Vaught noted that "enormous progress has been made" over the past 30 years in expanding the role of women in the military, including service in combat zones. Yet once these women return home, she said, many of them become frustrated by VA employees who refuse to believe they are combat veterans. "And the frustration that I have heard repeatedly - time and again - is when they go in (to a VA medical center) and it's ‘What's your spouse's last four?' Maybe they don't even have a spouse. But they want to be recognized for what they are - women veterans."
Vaught said the Legion and other VSOs should be reaching out to women veterans and getting them connected with VA health care - especially those suffering from post-traumatic stress - "because that is going to be with us, big time, for years to come." She has known veterans from World War II, Korea, and Vietnam who have suffered all their lives from PTS, without speaking to anyone about it. "Let us not do that again," she said. "Let us reach out and help these people."
Matascastillo told the audience that less than 1,500 women veterans out of 23,000 in Minnesota are using services available to them through VA. One reason for such low participation, she said, is that "nobody recognized that they are a veteran." She said that some women veterans are uncomfortable with a mostly male VA medical staff, especially those suffering from MST.
In Minnesota, the "Sister Assister" program has made it easier for women veterans to go to VA hospitals. Matascastillo explained that female greeters assigned to each medical center meet women veterans at the front door, and help them navigate through a sometimes daunting process.
"We don't go into the appointment," Matascastillo said. "We don't ask what their issues are. It's nothing private. But we're seen with them in the waiting room. We show them around."Verna Jones, director of the Legion's VA&R Division, announced that a new position had been established at Legion's Washington office: women veterans outreach coordinator.

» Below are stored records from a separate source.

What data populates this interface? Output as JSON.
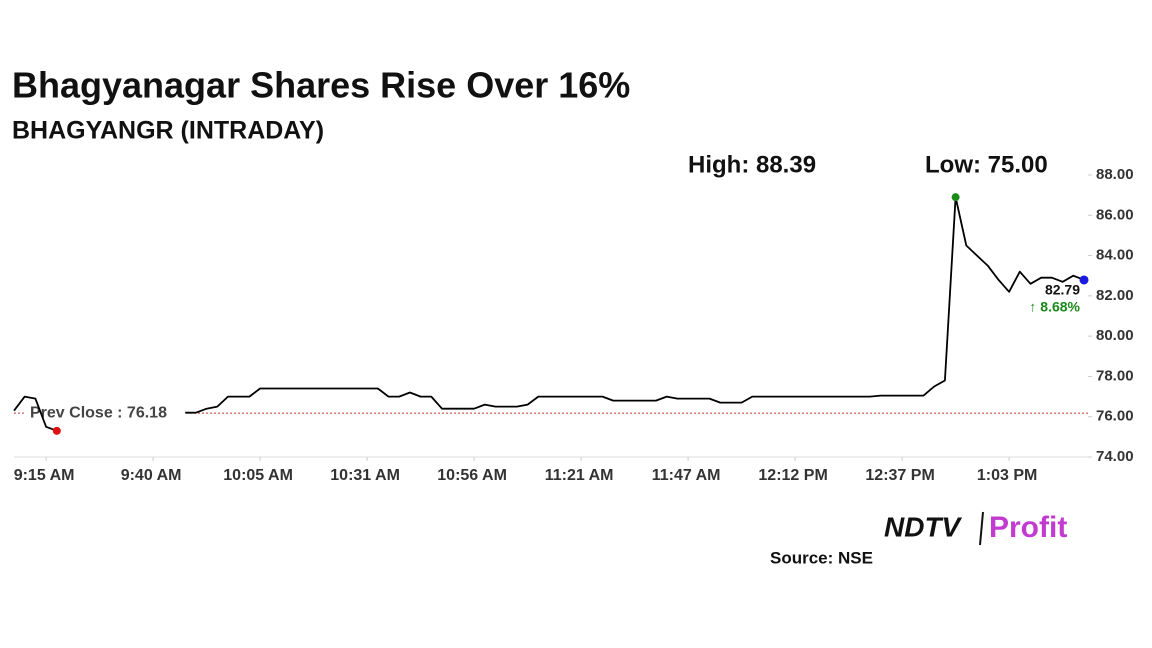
{
  "chart_data": {
    "type": "line",
    "title": "Bhagyanagar Shares Rise Over 16%",
    "subtitle": "BHAGYANGR (INTRADAY)",
    "high_label": "High: 88.39",
    "low_label": "Low: 75.00",
    "prev_close": 76.18,
    "prev_close_label": "Prev Close : 76.18",
    "prev_close_color": "#c0392b",
    "last_price_label": "82.79",
    "change_label": "↑ 8.68%",
    "change_color": "#1a8a1a",
    "high_color": "#1a8a1a",
    "low_color": "#e01010",
    "last_color": "#1a1adf",
    "source": "Source: NSE",
    "logo": {
      "left": "NDTV",
      "right": "Profit"
    },
    "categories": [
      null,
      null,
      null,
      "9:15 AM",
      null,
      null,
      null,
      null,
      null,
      null,
      null,
      null,
      null,
      "9:40 AM",
      null,
      null,
      null,
      null,
      null,
      null,
      null,
      null,
      null,
      "10:05 AM",
      null,
      null,
      null,
      null,
      null,
      null,
      null,
      null,
      null,
      "10:31 AM",
      null,
      null,
      null,
      null,
      null,
      null,
      null,
      null,
      null,
      "10:56 AM",
      null,
      null,
      null,
      null,
      null,
      null,
      null,
      null,
      null,
      "11:21 AM",
      null,
      null,
      null,
      null,
      null,
      null,
      null,
      null,
      null,
      "11:47 AM",
      null,
      null,
      null,
      null,
      null,
      null,
      null,
      null,
      null,
      "12:12 PM",
      null,
      null,
      null,
      null,
      null,
      null,
      null,
      null,
      null,
      "12:37 PM",
      null,
      null,
      null,
      null,
      null,
      null,
      null,
      null,
      null,
      "1:03 PM",
      null,
      null,
      null,
      null,
      null,
      null,
      null
    ],
    "series": [
      {
        "name": "BHAGYANGR",
        "color": "#000000",
        "values": [
          76.3,
          77.0,
          76.9,
          75.5,
          75.3,
          null,
          null,
          null,
          null,
          null,
          null,
          null,
          null,
          null,
          null,
          null,
          76.2,
          76.2,
          76.4,
          76.5,
          77.0,
          77.0,
          77.0,
          77.4,
          77.4,
          77.4,
          77.4,
          77.4,
          77.4,
          77.4,
          77.4,
          77.4,
          77.4,
          77.4,
          77.4,
          77.0,
          77.0,
          77.2,
          77.0,
          77.0,
          76.4,
          76.4,
          76.4,
          76.4,
          76.6,
          76.5,
          76.5,
          76.5,
          76.6,
          77.0,
          77.0,
          77.0,
          77.0,
          77.0,
          77.0,
          77.0,
          76.8,
          76.8,
          76.8,
          76.8,
          76.8,
          77.0,
          76.9,
          76.9,
          76.9,
          76.9,
          76.7,
          76.7,
          76.7,
          77.0,
          77.0,
          77.0,
          77.0,
          77.0,
          77.0,
          77.0,
          77.0,
          77.0,
          77.0,
          77.0,
          77.0,
          77.05,
          77.05,
          77.05,
          77.05,
          77.05,
          77.5,
          77.8,
          86.9,
          84.5,
          84.0,
          83.5,
          82.8,
          82.2,
          83.2,
          82.6,
          82.9,
          82.9,
          82.7,
          83.0,
          82.79
        ]
      }
    ],
    "ylim": [
      74,
      88
    ],
    "yticks": [
      {
        "value": 74,
        "label": "74.00"
      },
      {
        "value": 76,
        "label": "76.00"
      },
      {
        "value": 78,
        "label": "78.00"
      },
      {
        "value": 80,
        "label": "80.00"
      },
      {
        "value": 82,
        "label": "82.00"
      },
      {
        "value": 84,
        "label": "84.00"
      },
      {
        "value": 86,
        "label": "86.00"
      },
      {
        "value": 88,
        "label": "88.00"
      }
    ]
  }
}
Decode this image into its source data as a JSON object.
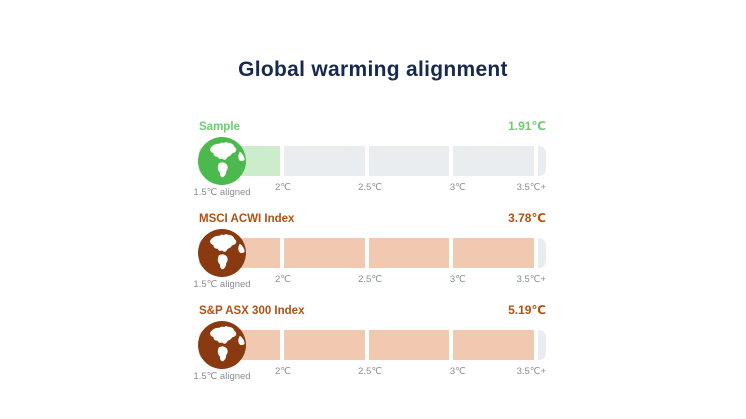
{
  "title": "Global warming alignment",
  "chart_data": {
    "type": "bar",
    "title": "Global warming alignment",
    "unit": "℃",
    "orientation": "horizontal",
    "scale": {
      "min": 1.5,
      "max": 3.5,
      "start_label": "1.5℃ aligned",
      "ticks": [
        "2℃",
        "2.5℃",
        "3℃",
        "3.5℃+"
      ],
      "segment_starts": [
        1.5,
        2,
        2.5,
        3
      ]
    },
    "rows": [
      {
        "label": "Sample",
        "value": 1.91,
        "value_label": "1.91℃",
        "scheme": "green"
      },
      {
        "label": "MSCI ACWI Index",
        "value": 3.78,
        "value_label": "3.78℃",
        "scheme": "rust"
      },
      {
        "label": "S&P ASX 300 Index",
        "value": 5.19,
        "value_label": "5.19℃",
        "scheme": "rust"
      }
    ],
    "colors": {
      "green": {
        "text": "#6fcb6f",
        "globe": "#4bb94e",
        "fill": "#cdeccb"
      },
      "rust": {
        "text": "#b05112",
        "globe": "#8a3a10",
        "fill": "#f0c9b0"
      },
      "track": "#e9edf0",
      "tick_text": "#878e94",
      "title_text": "#16294e"
    }
  }
}
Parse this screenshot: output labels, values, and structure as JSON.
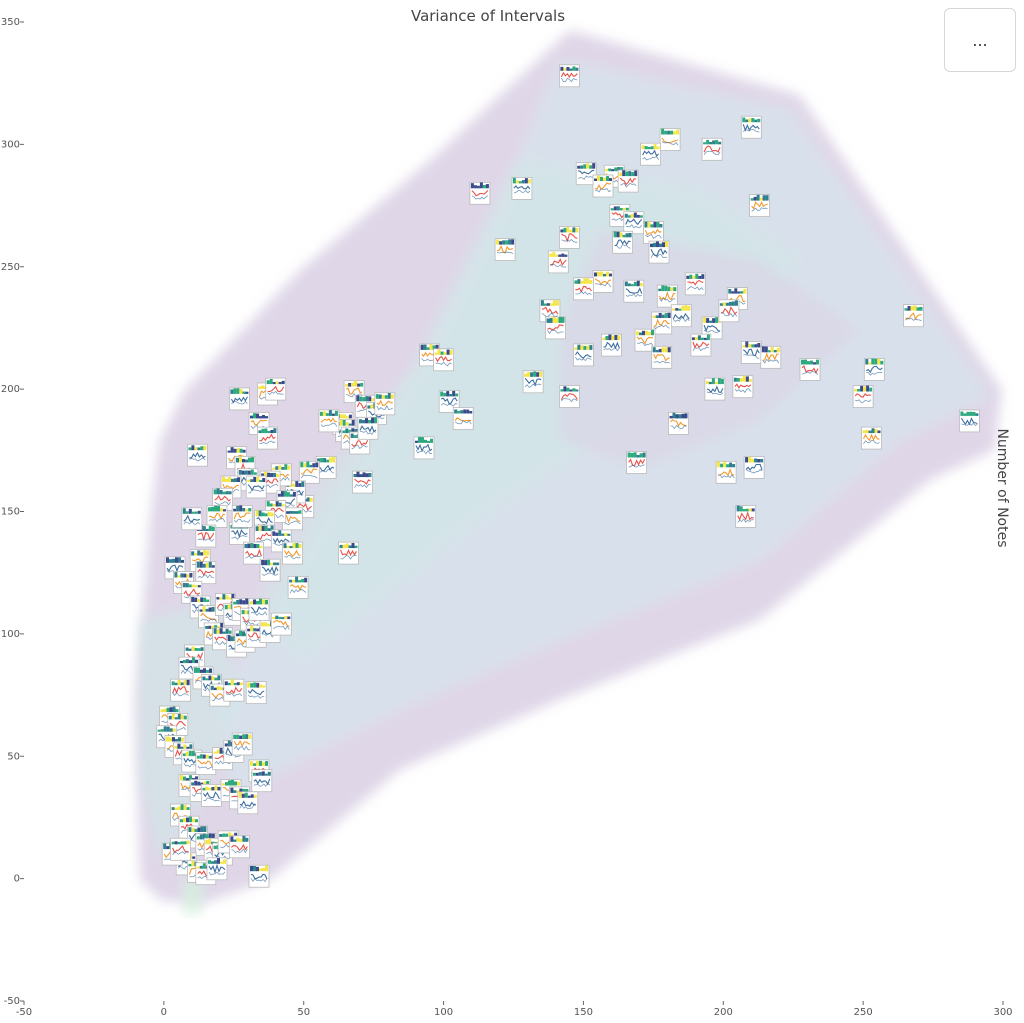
{
  "chart_data": {
    "type": "scatter",
    "title": "Variance of Intervals",
    "xlabel": "",
    "ylabel": "Number of Notes",
    "xlim": [
      -50,
      300
    ],
    "ylim": [
      -50,
      350
    ],
    "x_ticks": [
      "-50",
      "0",
      "50",
      "100",
      "150",
      "200",
      "250",
      "300"
    ],
    "y_ticks": [
      "350",
      "300",
      "250",
      "200",
      "150",
      "100",
      "50",
      "0",
      "-50"
    ],
    "marker": "thumbnail",
    "points": [
      [
        145,
        328
      ],
      [
        210,
        307
      ],
      [
        181,
        302
      ],
      [
        196,
        298
      ],
      [
        174,
        296
      ],
      [
        161,
        287
      ],
      [
        166,
        285
      ],
      [
        151,
        288
      ],
      [
        157,
        283
      ],
      [
        113,
        280
      ],
      [
        128,
        282
      ],
      [
        213,
        275
      ],
      [
        163,
        271
      ],
      [
        168,
        268
      ],
      [
        175,
        264
      ],
      [
        145,
        262
      ],
      [
        164,
        260
      ],
      [
        122,
        257
      ],
      [
        141,
        252
      ],
      [
        177,
        256
      ],
      [
        157,
        244
      ],
      [
        150,
        241
      ],
      [
        168,
        240
      ],
      [
        180,
        238
      ],
      [
        190,
        243
      ],
      [
        196,
        225
      ],
      [
        205,
        237
      ],
      [
        202,
        232
      ],
      [
        185,
        230
      ],
      [
        178,
        227
      ],
      [
        138,
        232
      ],
      [
        160,
        218
      ],
      [
        172,
        220
      ],
      [
        140,
        225
      ],
      [
        150,
        214
      ],
      [
        178,
        213
      ],
      [
        192,
        218
      ],
      [
        210,
        215
      ],
      [
        217,
        213
      ],
      [
        231,
        208
      ],
      [
        254,
        208
      ],
      [
        268,
        230
      ],
      [
        250,
        197
      ],
      [
        288,
        187
      ],
      [
        253,
        180
      ],
      [
        207,
        201
      ],
      [
        197,
        200
      ],
      [
        184,
        186
      ],
      [
        169,
        170
      ],
      [
        211,
        168
      ],
      [
        201,
        166
      ],
      [
        208,
        148
      ],
      [
        132,
        203
      ],
      [
        95,
        214
      ],
      [
        100,
        212
      ],
      [
        102,
        195
      ],
      [
        107,
        188
      ],
      [
        145,
        197
      ],
      [
        93,
        176
      ],
      [
        68,
        199
      ],
      [
        72,
        193
      ],
      [
        76,
        190
      ],
      [
        79,
        194
      ],
      [
        64,
        186
      ],
      [
        65,
        183
      ],
      [
        67,
        180
      ],
      [
        70,
        178
      ],
      [
        73,
        184
      ],
      [
        59,
        187
      ],
      [
        71,
        162
      ],
      [
        58,
        168
      ],
      [
        52,
        166
      ],
      [
        50,
        152
      ],
      [
        47,
        158
      ],
      [
        42,
        165
      ],
      [
        38,
        162
      ],
      [
        44,
        154
      ],
      [
        46,
        147
      ],
      [
        40,
        150
      ],
      [
        36,
        146
      ],
      [
        34,
        186
      ],
      [
        37,
        180
      ],
      [
        27,
        196
      ],
      [
        37,
        198
      ],
      [
        40,
        200
      ],
      [
        12,
        173
      ],
      [
        26,
        172
      ],
      [
        29,
        168
      ],
      [
        30,
        163
      ],
      [
        24,
        160
      ],
      [
        21,
        155
      ],
      [
        33,
        160
      ],
      [
        19,
        148
      ],
      [
        15,
        140
      ],
      [
        27,
        141
      ],
      [
        28,
        148
      ],
      [
        36,
        140
      ],
      [
        42,
        138
      ],
      [
        46,
        133
      ],
      [
        32,
        133
      ],
      [
        38,
        126
      ],
      [
        48,
        119
      ],
      [
        66,
        133
      ],
      [
        10,
        147
      ],
      [
        13,
        130
      ],
      [
        15,
        125
      ],
      [
        4,
        127
      ],
      [
        7,
        121
      ],
      [
        10,
        117
      ],
      [
        13,
        111
      ],
      [
        16,
        107
      ],
      [
        22,
        112
      ],
      [
        25,
        108
      ],
      [
        28,
        110
      ],
      [
        31,
        106
      ],
      [
        34,
        110
      ],
      [
        18,
        100
      ],
      [
        21,
        98
      ],
      [
        26,
        95
      ],
      [
        29,
        97
      ],
      [
        33,
        99
      ],
      [
        38,
        101
      ],
      [
        42,
        104
      ],
      [
        11,
        91
      ],
      [
        9,
        86
      ],
      [
        14,
        82
      ],
      [
        6,
        77
      ],
      [
        17,
        79
      ],
      [
        20,
        75
      ],
      [
        25,
        77
      ],
      [
        33,
        76
      ],
      [
        2,
        66
      ],
      [
        5,
        63
      ],
      [
        1,
        58
      ],
      [
        4,
        54
      ],
      [
        7,
        51
      ],
      [
        10,
        48
      ],
      [
        15,
        47
      ],
      [
        21,
        49
      ],
      [
        25,
        52
      ],
      [
        28,
        55
      ],
      [
        34,
        44
      ],
      [
        35,
        40
      ],
      [
        9,
        38
      ],
      [
        13,
        36
      ],
      [
        17,
        34
      ],
      [
        24,
        36
      ],
      [
        27,
        33
      ],
      [
        30,
        31
      ],
      [
        6,
        26
      ],
      [
        9,
        21
      ],
      [
        12,
        17
      ],
      [
        15,
        14
      ],
      [
        18,
        12
      ],
      [
        21,
        10
      ],
      [
        23,
        15
      ],
      [
        27,
        13
      ],
      [
        8,
        6
      ],
      [
        12,
        3
      ],
      [
        15,
        2
      ],
      [
        19,
        4
      ],
      [
        3,
        10
      ],
      [
        6,
        12
      ],
      [
        34,
        1
      ]
    ]
  },
  "menu_button": {
    "label": "..."
  },
  "colors": {
    "region_purple": "#dcd3e6",
    "region_blue": "#d7e3ec",
    "region_teal": "#cfe8e6",
    "region_green": "#d6f0df",
    "thumb_border": "#b9b9b9",
    "line_red": "#e8514a",
    "line_blue": "#3f6f9f",
    "line_orange": "#f29a2e",
    "bar_yellow": "#f4e64a",
    "bar_green": "#2ea97f",
    "bar_navy": "#3a4b8c",
    "bar_teal": "#2f7f8e"
  }
}
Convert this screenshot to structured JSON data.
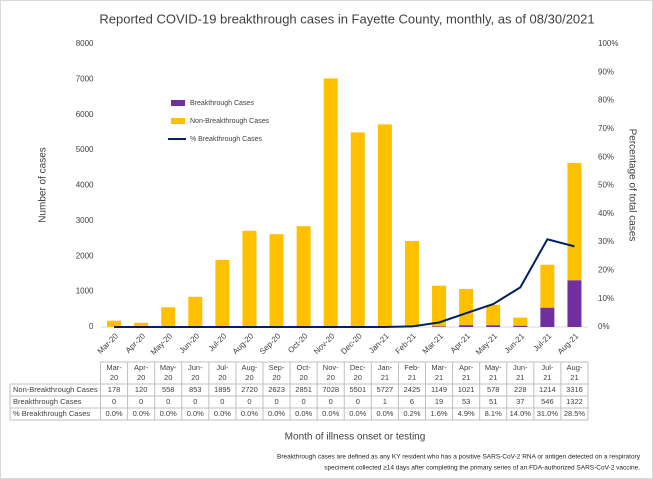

She has asked Legion departments to create similar positions so they can "go out and find out what women veterans need. "We oftentimes hear that women veterans want their own separate health-care facilities. But that's not true at all. What we want is quality health care, affordable medication, and fair and equitable compensation, just like our male counterparts.
"What we want you to take away from this (panel)," Jones said, "is that women veterans issues is not just a woman's issue, it's a veterans issue."